Onlinebanking: Bank sperrt Konten
In Bankangelegenheiten ist der Sachverhalt klar. Bei einem Todesfall sperrt die zuständige Bank in den meisten Fällen sämtliche Konten auto­matisch – bis sich die Erben via Erbschein aus­weisen können und alle mit der Aufhebung der Sperrung einverstanden sind.

Etwas kniffliger könnte es mit Online-Bezahldiensten wie PayPal werden. Oft wissen die Erben gar nicht, dass solche Konten existieren. Herausfinden kann man dies am einfachsten, wenn man Zu­gang zur registrierten E-Mail-Adresse hat, denn PayPal verschickt regelmässig Mails, in denen auf das aktuelle Guthaben hingewiesen wird. Wie bei «normalen» Bankbeziehungen können aber auch hier eventuelle Guthaben nur gegen Vorlage eines Erbscheins überwiesen werden.

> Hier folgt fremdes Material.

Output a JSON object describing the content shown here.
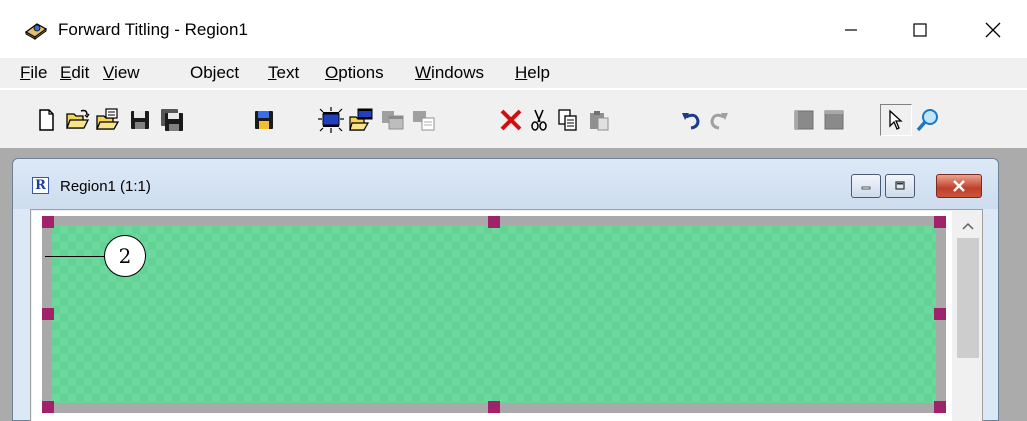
{
  "app": {
    "title": "Forward Titling - Region1",
    "window_controls": [
      "minimize-icon",
      "maximize-icon",
      "close-icon"
    ]
  },
  "menu": [
    {
      "mnemonic": "F",
      "rest": "ile"
    },
    {
      "mnemonic": "E",
      "rest": "dit"
    },
    {
      "mnemonic": "V",
      "rest": "iew"
    },
    {
      "mnemonic": "",
      "rest": "Object"
    },
    {
      "mnemonic": "T",
      "rest": "ext"
    },
    {
      "mnemonic": "O",
      "rest": "ptions"
    },
    {
      "mnemonic": "W",
      "rest": "indows"
    },
    {
      "mnemonic": "H",
      "rest": "elp"
    }
  ],
  "toolbar": {
    "buttons": [
      "new-icon",
      "open-icon",
      "open-template-icon",
      "save-icon",
      "save-all-icon",
      "save-region-icon",
      "import-clip-icon",
      "open-clip-icon",
      "copy-clip-icon",
      "paste-clip-icon",
      "delete-icon",
      "cut-icon",
      "copy-icon",
      "paste-icon",
      "undo-icon",
      "redo-icon",
      "object-front-icon",
      "object-back-icon",
      "select-pointer-icon",
      "zoom-icon"
    ],
    "disabled": [
      "copy-clip-icon",
      "paste-clip-icon",
      "paste-icon",
      "redo-icon",
      "object-front-icon",
      "object-back-icon"
    ],
    "pressed": [
      "select-pointer-icon"
    ]
  },
  "child_window": {
    "icon_letter": "R",
    "title": "Region1  (1:1)",
    "controls": [
      "minimize-icon",
      "restore-icon",
      "close-icon"
    ]
  },
  "canvas": {
    "callout_label": "2",
    "colors": {
      "fill": "#62d295",
      "frame": "#a9a9a9",
      "handle": "#a0226a"
    }
  }
}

Digitale Abonnemente kündigen
Die meisten digitalen Dienste (wie Netflix) laufen über Abos, welche über eine hinterlegte Kreditkarte abgerechnet werden. Falls Sie die Zugangsdaten wissen, kann man diese Services meist sehr einfach auf den nächstmöglichen Zeitpunkt kündigen. Ansonsten hilft der Kundendienst weiter.

Und schliesslich der «Online­-Frühlingsputz». Im digitalen ist es meist wie im richtigen Leben: Im Verlauf der Jahre registrieren wir uns bei unzähligen Diensten. Viele davon werden aber oft nur kurzzeitig oder einmalig genutzt. Auch hier können Sie es Ihren Angehörigen einfacher machen, indem Sie sich ab und zu Gedanken darüber machen, welche Onlinedienste Sie über­haupt noch benötigen und ungenutzte Accounts fort laufend löschen. Streichen Sie nach Möglich­keit diese Daten auch auf Ihrer persönlichen Liste, damit diese immer aktuell bleibt. - 10.8.2021

 

Der digitale Nachlass – was gehört dazu? 

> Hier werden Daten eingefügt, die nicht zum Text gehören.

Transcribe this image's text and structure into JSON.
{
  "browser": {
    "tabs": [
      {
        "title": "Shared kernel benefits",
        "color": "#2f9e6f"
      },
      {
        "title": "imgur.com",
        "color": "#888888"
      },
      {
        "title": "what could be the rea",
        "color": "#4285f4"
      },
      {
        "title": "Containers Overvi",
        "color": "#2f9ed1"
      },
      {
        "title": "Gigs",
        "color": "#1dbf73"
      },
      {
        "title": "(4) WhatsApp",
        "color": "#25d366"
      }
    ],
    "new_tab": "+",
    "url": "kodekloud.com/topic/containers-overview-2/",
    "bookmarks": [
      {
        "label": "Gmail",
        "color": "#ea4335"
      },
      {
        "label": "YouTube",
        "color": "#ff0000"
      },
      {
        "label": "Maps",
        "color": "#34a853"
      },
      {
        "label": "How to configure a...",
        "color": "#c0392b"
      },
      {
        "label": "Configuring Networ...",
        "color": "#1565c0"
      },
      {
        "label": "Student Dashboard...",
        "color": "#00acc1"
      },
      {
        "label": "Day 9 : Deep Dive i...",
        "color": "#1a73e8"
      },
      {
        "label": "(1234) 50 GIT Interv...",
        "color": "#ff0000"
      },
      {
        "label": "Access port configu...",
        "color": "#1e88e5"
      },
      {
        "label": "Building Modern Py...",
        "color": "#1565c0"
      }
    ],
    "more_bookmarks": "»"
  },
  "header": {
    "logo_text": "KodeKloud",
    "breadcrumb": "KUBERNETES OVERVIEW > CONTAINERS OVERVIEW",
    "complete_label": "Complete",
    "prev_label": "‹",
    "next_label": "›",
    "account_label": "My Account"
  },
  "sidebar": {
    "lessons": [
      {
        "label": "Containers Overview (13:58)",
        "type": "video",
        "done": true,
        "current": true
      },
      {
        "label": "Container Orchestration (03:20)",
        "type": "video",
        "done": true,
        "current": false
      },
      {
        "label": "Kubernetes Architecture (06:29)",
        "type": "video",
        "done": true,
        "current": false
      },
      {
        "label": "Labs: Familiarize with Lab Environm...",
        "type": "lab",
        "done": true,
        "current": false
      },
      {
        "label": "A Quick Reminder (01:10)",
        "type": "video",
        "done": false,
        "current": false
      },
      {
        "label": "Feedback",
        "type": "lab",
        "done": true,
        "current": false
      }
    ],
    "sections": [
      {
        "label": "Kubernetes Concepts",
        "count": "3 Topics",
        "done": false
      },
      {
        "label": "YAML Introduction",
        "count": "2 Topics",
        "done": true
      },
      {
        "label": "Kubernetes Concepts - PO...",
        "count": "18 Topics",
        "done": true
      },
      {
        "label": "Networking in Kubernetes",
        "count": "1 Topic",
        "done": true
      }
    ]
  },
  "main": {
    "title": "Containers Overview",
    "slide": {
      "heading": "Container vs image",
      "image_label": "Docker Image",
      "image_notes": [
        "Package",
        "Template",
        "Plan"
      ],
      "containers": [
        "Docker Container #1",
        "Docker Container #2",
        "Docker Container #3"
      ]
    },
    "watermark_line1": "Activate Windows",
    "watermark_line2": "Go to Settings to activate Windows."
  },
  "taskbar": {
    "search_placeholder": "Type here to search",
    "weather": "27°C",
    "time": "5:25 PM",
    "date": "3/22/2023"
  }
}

Immer häufiger hinterlassen Verstorbene neben den klassischen Erbschaftsgütern auch einen Nachlass digitaler Art. Dieser umfasst praktisch alles, was irgendwo gespeichert ist – egal ob auf einem Com­puter, einem USB­-Stick oder in einer so genannten Cloud (Daten, welche aus­schliesslich im Internet und nicht lokal ge­speichert sind). Oft ist dieser digitale Nach­lass grösser, als man denkt. Nachfolgend ein paar Beispiele:

- Foto-, Musik- und Videosammlungen, Social-Media-Profile (Facebook, Xing, LinkedIn, Instagram usw.)
 - E-Mail-Accounts
- Software-Lizenzen
- Texte und E-Books
- Digital verfügbare Pläne, Zeichnungen, Online-Vermögen (etwa bei PayPal)
- Streaming-Abonnemente (Netflix)
- Google-Einträge, Datingplattformen

 

Passwörter und Co. – wie regle ich das am besten?

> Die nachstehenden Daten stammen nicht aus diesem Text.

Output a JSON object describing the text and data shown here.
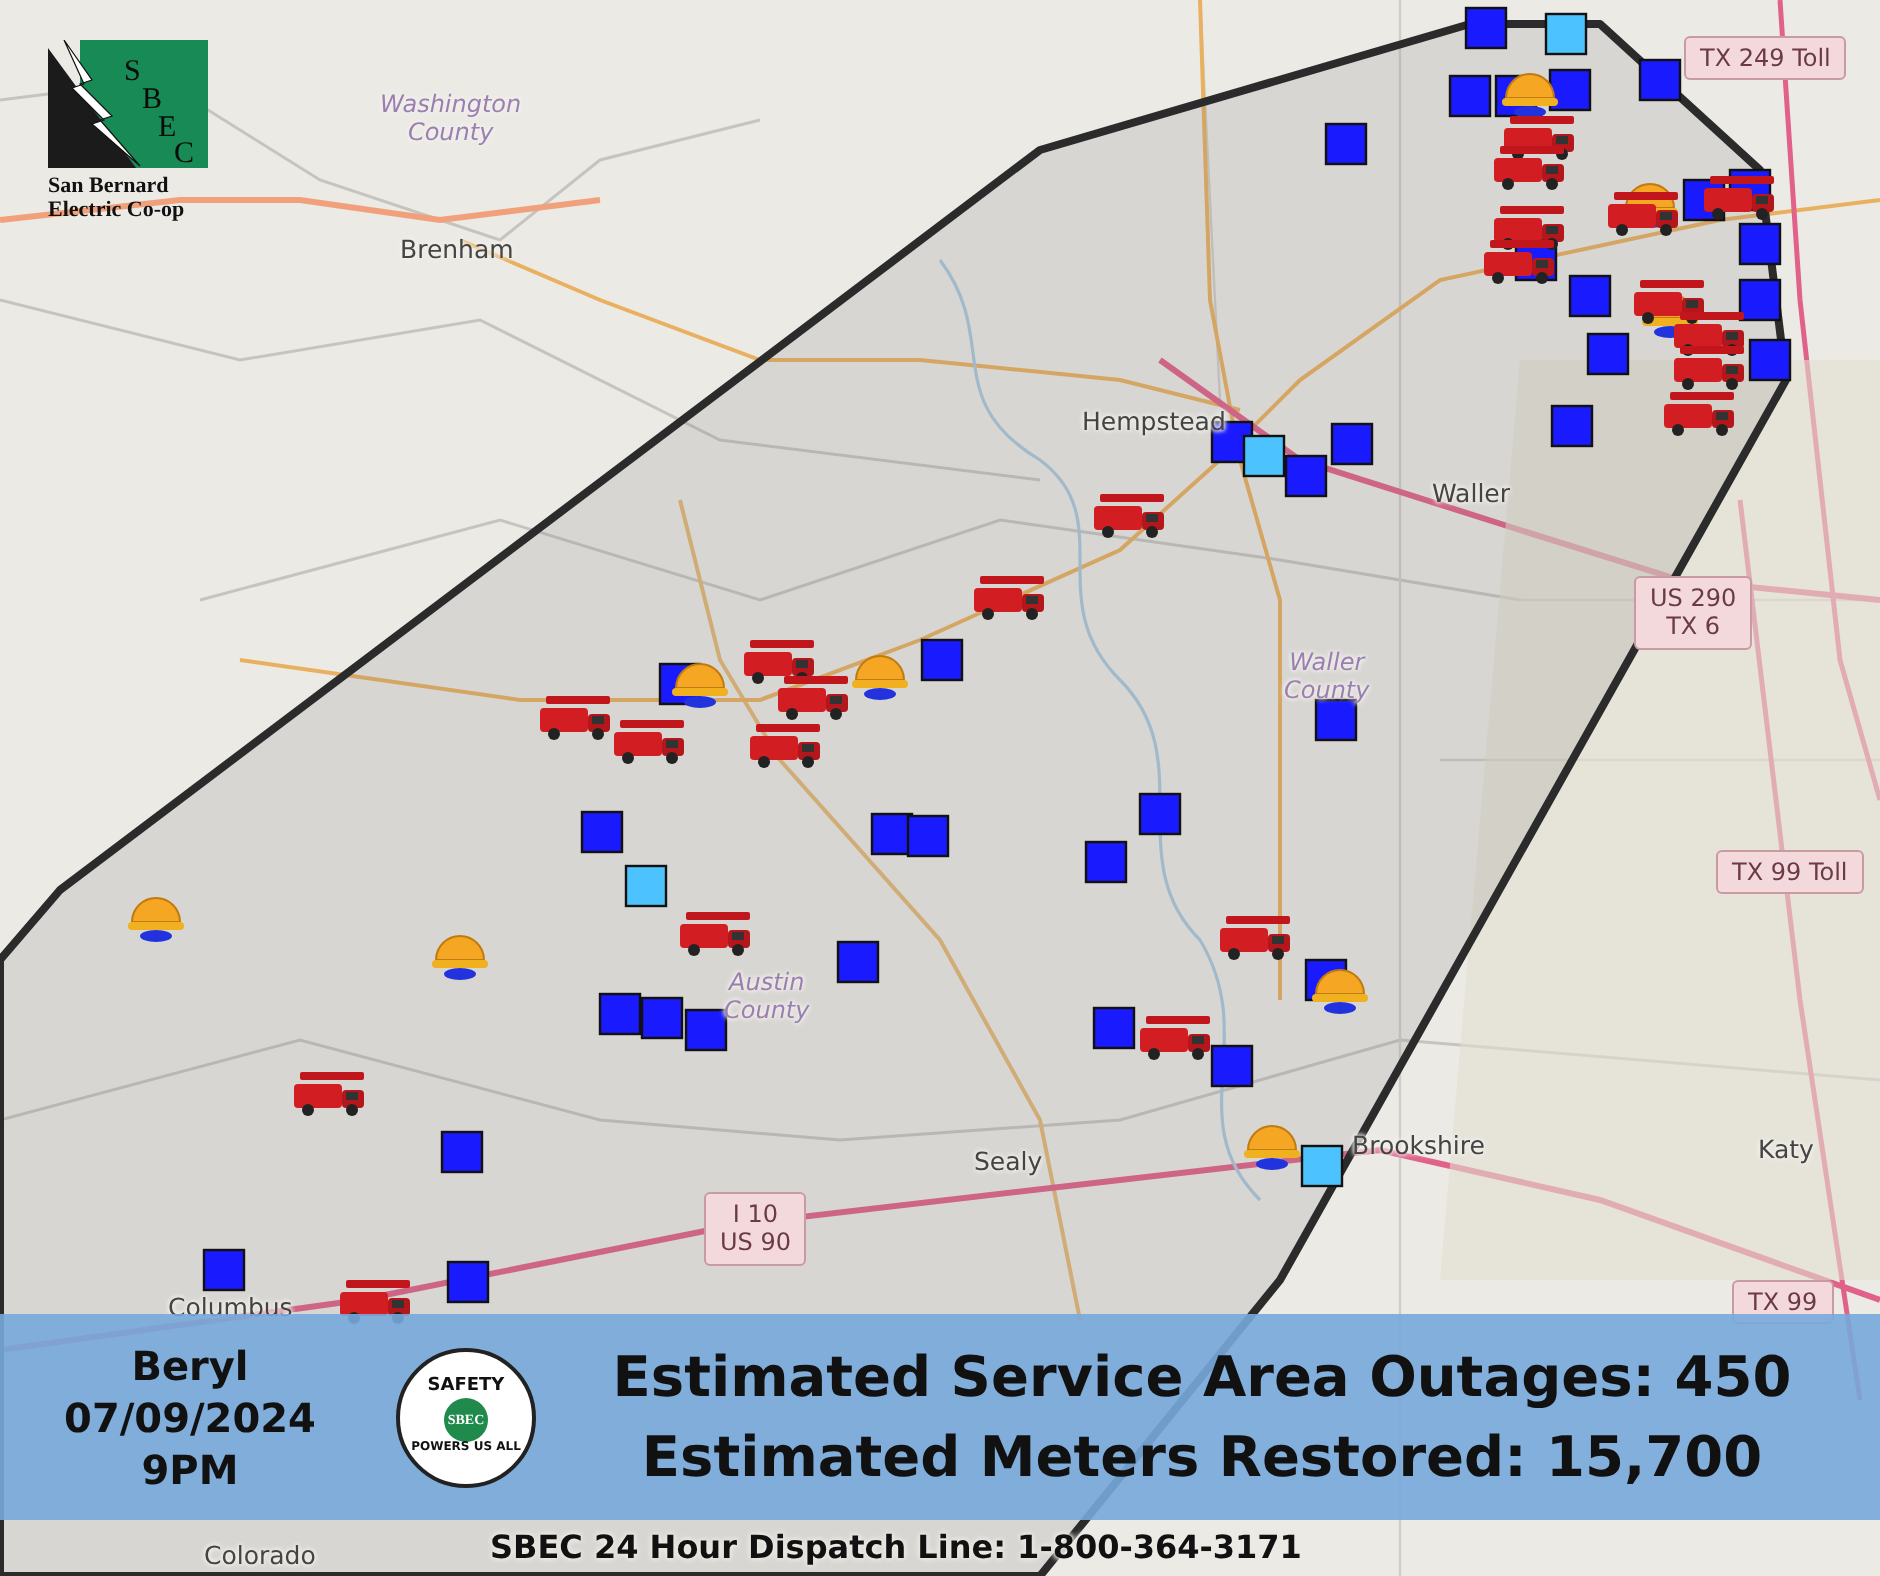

Damit Sie Ihren Angehörigen die Arbeit in Bezug auf die digitale Willensvollstre­ckung erleichtern, ist es unerlässlich, selber den Überblick über Ihre Online-Ak­tivitäten zu haben. Die einfachste Lösung hierfür ist, eine Liste mit allen aktuellen Daten aufzustellen, solange Sie dazu in der Lage sind. Dafür eignet sich eine einfache ausgedruckte Liste, erstellt in Word oder Excel mit folgenden Punkten:

- Welche digitale Dienstleistungen nehme ich in Anspruch, wo bin ich registriert?
- Welche Benutzernamen und Passwörter verwende ich bei diesen Diensten?
- Wie lauten meine E-Mail-Zugangsdaten? Wie lauten die Zugangsdaten zu Computer, zu Handy, Tablet, Smartphone?
- Wer soll meinen digitalen Nachlass verwalten? Diese Vertrauensperson benötigt nach Ihrem Ableben Zugriff auf Ihre Passwortliste und muss gute EDV- und Internetkenntnisse besitzen. Dies kann zum Beispiel der gewählte Willensvollstrecker sein.

 

Rolf Kistler leitet die Informatik bei Viva Luzern. Vorher war er Forschungsgruppenleiter von Ambient Assisted Living (AAL) am iHomeLab der Hochschule Luzern. Er befasste sich vor allem mit einfachen, intuitiven und massentauglichen Lösungen für ein gutes und langes Wohnen zu Hause. Dieser Artikel zum Digitalen Vermächtnis erschien zuerst im Magazin «viva!»